Ways To Remove Levels From a Factor In R
Removing a level from a factor consists of two steps. The first has the form of factor[-level] which defines the factor to be processed in the position in the vector to be removed. The second step uses the droplevels function with the format of droplevels(factor), which drops any empty levels from the factor. Despite being a two-step process it is still extremely simple to perform because all you need is the name of the factor you are processing and the position of any values that you need to remove.
How This Works
When removing a level from a factor you first remove any values within that level based on their position. The droplevels function then removes any empty levels. If you remove a position that has a duplicate value within a factor the droplevels function will not remove any levels because there will be none that are unoccupied.
Two Examples of Removing Levels from a Factor in R
Here are two examples of removing a level from a factor in R programming. One is a simple one through eight list and the other is a factor of random numbers.
> x = factor(1:8)
> x
[1] 1 2 3 4 5 6 7 8
Levels: 1 2 3 4 5 6 7 8
> x = x[- 1]
> x
[1] 2 3 4 5 6 7 8
Levels: 1 2 3 4 5 6 7 8
> x = droplevels(x)
> x
[1] 2 3 4 5 6 7 8
Levels: 2 3 4 5 6 7 8
This is a factor consisting of a simple list of numbers one through eight. The first level was removed in two steps. The first one removes the position and the second one drops the level.

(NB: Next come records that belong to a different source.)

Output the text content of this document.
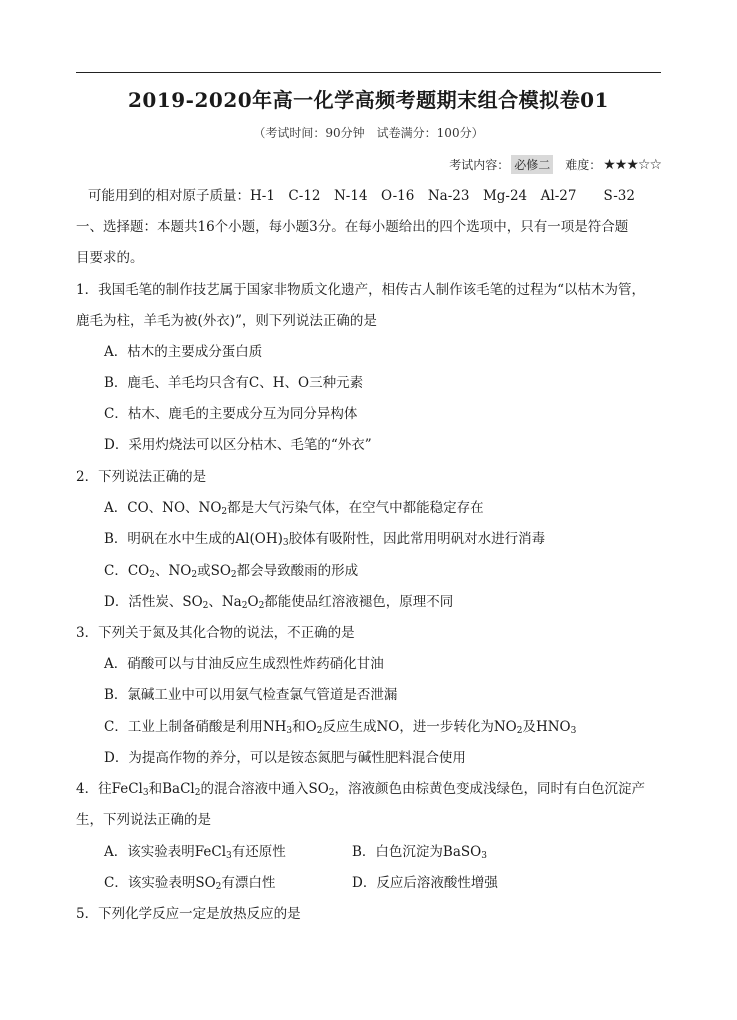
2019-2020年高一化学高频考题期末组合模拟卷01
（考试时间：90分钟　试卷满分：100分）
考试内容： 必修二 难度： ★★★☆☆
可能用到的相对原子质量：H-1　C-12　N-14　O-16　Na-23　Mg-24　Al-27　　S-32
一、选择题：本题共16个小题，每小题3分。在每小题给出的四个选项中，只有一项是符合题
目要求的。
1．我国毛笔的制作技艺属于国家非物质文化遗产，相传古人制作该毛笔的过程为“以枯木为管，
鹿毛为柱，羊毛为被(外衣)”，则下列说法正确的是
A．枯木的主要成分蛋白质
B．鹿毛、羊毛均只含有C、H、O三种元素
C．枯木、鹿毛的主要成分互为同分异构体
D．采用灼烧法可以区分枯木、毛笔的“外衣”
2．下列说法正确的是
A．CO、NO、$NO_2$都是大气污染气体，在空气中都能稳定存在
B．明矾在水中生成的$Al(OH)_3$胶体有吸附性，因此常用明矾对水进行消毒
C．$CO_2$、$NO_2$或$SO_2$都会导致酸雨的形成
D．活性炭、$SO_2$、$Na_2O_2$都能使品红溶液褪色，原理不同
3．下列关于氮及其化合物的说法，不正确的是
A．硝酸可以与甘油反应生成烈性炸药硝化甘油
B．氯碱工业中可以用氨气检查氯气管道是否泄漏
C．工业上制备硝酸是利用$NH_3$和$O_2$反应生成NO，进一步转化为$NO_2$及$HNO_3$
D．为提高作物的养分，可以是铵态氮肥与碱性肥料混合使用
4．往FeCl$_3$和BaCl$_2$的混合溶液中通入$SO_2$，溶液颜色由棕黄色变成浅绿色，同时有白色沉淀产
生，下列说法正确的是
A．该实验表明FeCl$_3$有还原性	B．白色沉淀为BaSO$_3$
C．该实验表明$SO_2$有漂白性	D．反应后溶液酸性增强
5．下列化学反应一定是放热反应的是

> t = as.numeric(Sys.time())
> set.seed(t)
> x = factor(as.integer(abs(rnorm(10)*10)))
> x
[1] 4 6 0 4 8 4 11 9 1 5
Levels: 0 1 4 5 6 8 9 11
> x = x[- 1]
> x
[1] 6 0 4 8 4 11 9 1 5
Levels: 0 1 4 5 6 8 9 11
> x = droplevels(x)
> x
[1] 6 0 4 8 4 11 9 1 5
Levels: 0 1 4 5 6 8 9 11
This is a factor consisting of random numbers. The first level is removed in two steps just like in the first example.
Applications of Dropping Levels from a Factor In R
The applications are removing the level from a factor are any situation where you have the eliminated values from a factor producing unused levels. This is a handy way of reducing the space being used to store data. After all, any unused levels are a waste of memory.
Being able to remove unused levels from a factor, after you have removed the data that originally occupied those levels is a handy way of reducing space. This makes it a handy tool for your programming toolbox.